The book is nicely organised into five sections, elementally. Earth is about community including finding our way home to Paganism and the families we create that nourish us. It contains stories by Margot Adler and Judy Harrow. Two of my favourites were “A Witch is Seldom Alone” by Cat Chapin-Bishop, who always manages to communicate something so special, and “Sharing a Common Flame”, a beautiful Yule ritual that Wildman recounts (and that I will surely borrow).
Air is about the learning process – teachers, students, mentors, and inner guides. We hear from Francesca De Grandis, T. Thorn Coyle, Wren Walker, Frederic Lamond, and Ellen Evert Hopman. One of my favourites here is John Yohalem’s “Leon’s Template” about the people that show us the path and those who discover it. There is value in both formal training and the spontaneity of those who are simply inspired from within to know exactly what they are supposed to do.
Fire is about magical transformation. M. Macha NightMare, Carl McColman, Oberon Zell-Ravenheart, Penny Novack, Sue Curewitz Arthen, and others share stories of magic, transformation, and life passages. One interesting essay from K.A. Laity, a medievalist, explores the treasury of witchcraft, charms, and hexes found in medieval texts.

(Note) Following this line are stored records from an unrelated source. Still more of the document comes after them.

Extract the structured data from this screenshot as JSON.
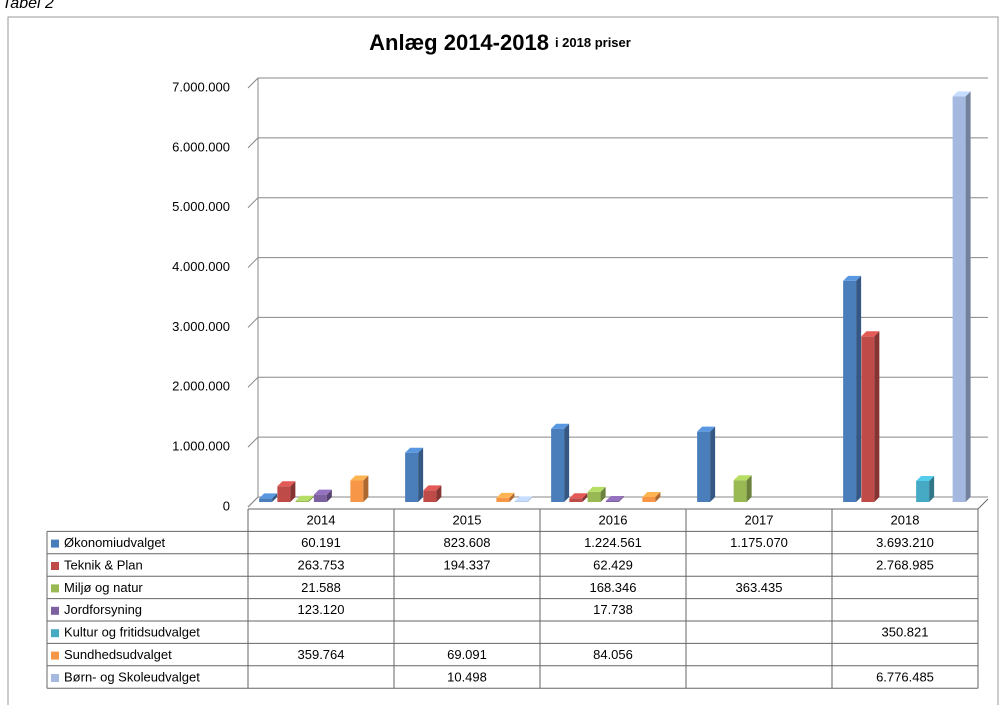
{
  "caption": "Tabel 2",
  "chart_data": {
    "type": "bar",
    "title": "Anlæg 2014-2018",
    "subtitle": "i 2018 priser",
    "categories": [
      "2014",
      "2015",
      "2016",
      "2017",
      "2018"
    ],
    "ylim": [
      0,
      7000000
    ],
    "yticks": [
      {
        "value": 0,
        "label": "0"
      },
      {
        "value": 1000000,
        "label": "1.000.000"
      },
      {
        "value": 2000000,
        "label": "2.000.000"
      },
      {
        "value": 3000000,
        "label": "3.000.000"
      },
      {
        "value": 4000000,
        "label": "4.000.000"
      },
      {
        "value": 5000000,
        "label": "5.000.000"
      },
      {
        "value": 6000000,
        "label": "6.000.000"
      },
      {
        "value": 7000000,
        "label": "7.000.000"
      }
    ],
    "grid": true,
    "series": [
      {
        "name": "Økonomiudvalget",
        "color": "#4a7ebb",
        "values": [
          60191,
          823608,
          1224561,
          1175070,
          3693210
        ],
        "value_labels": [
          "60.191",
          "823.608",
          "1.224.561",
          "1.175.070",
          "3.693.210"
        ]
      },
      {
        "name": "Teknik & Plan",
        "color": "#be4b48",
        "values": [
          263753,
          194337,
          62429,
          null,
          2768985
        ],
        "value_labels": [
          "263.753",
          "194.337",
          "62.429",
          null,
          "2.768.985"
        ]
      },
      {
        "name": "Miljø og natur",
        "color": "#98b954",
        "values": [
          21588,
          null,
          168346,
          363435,
          null
        ],
        "value_labels": [
          "21.588",
          null,
          "168.346",
          "363.435",
          null
        ]
      },
      {
        "name": "Jordforsyning",
        "color": "#7d60a0",
        "values": [
          123120,
          null,
          17738,
          null,
          null
        ],
        "value_labels": [
          "123.120",
          null,
          "17.738",
          null,
          null
        ]
      },
      {
        "name": "Kultur og fritidsudvalget",
        "color": "#46aac5",
        "values": [
          null,
          null,
          null,
          null,
          350821
        ],
        "value_labels": [
          null,
          null,
          null,
          null,
          "350.821"
        ]
      },
      {
        "name": "Sundhedsudvalget",
        "color": "#f79646",
        "values": [
          359764,
          69091,
          84056,
          null,
          null
        ],
        "value_labels": [
          "359.764",
          "69.091",
          "84.056",
          null,
          null
        ]
      },
      {
        "name": "Børn- og Skoleudvalget",
        "color": "#a5b8e0",
        "values": [
          null,
          10498,
          null,
          null,
          6776485
        ],
        "value_labels": [
          null,
          "10.498",
          null,
          null,
          "6.776.485"
        ]
      }
    ]
  }
}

Water is about the seasons and cycles of life. It includes stories of marriage, children, life, and death from Patricia Monaghan, Barbara Ardinger, Michael York, and many others. Finally, Spirit contains stories of the Gods and Goddesses in our lives from Starhawk, Grey Cat, and others.
Celebrating the Pagan Soul brings together people from various traditions including Witches and Wiccans, Heathens, Druids, and Recons, but as I read through it, it wasn’t clear or even particularly important what tradition the writer followed. These stories reveal a humanity that transcends differences in training and traditions. The quality of the writing is very good and although it’s not a guide to Paganism, it is full of insight and inspiration.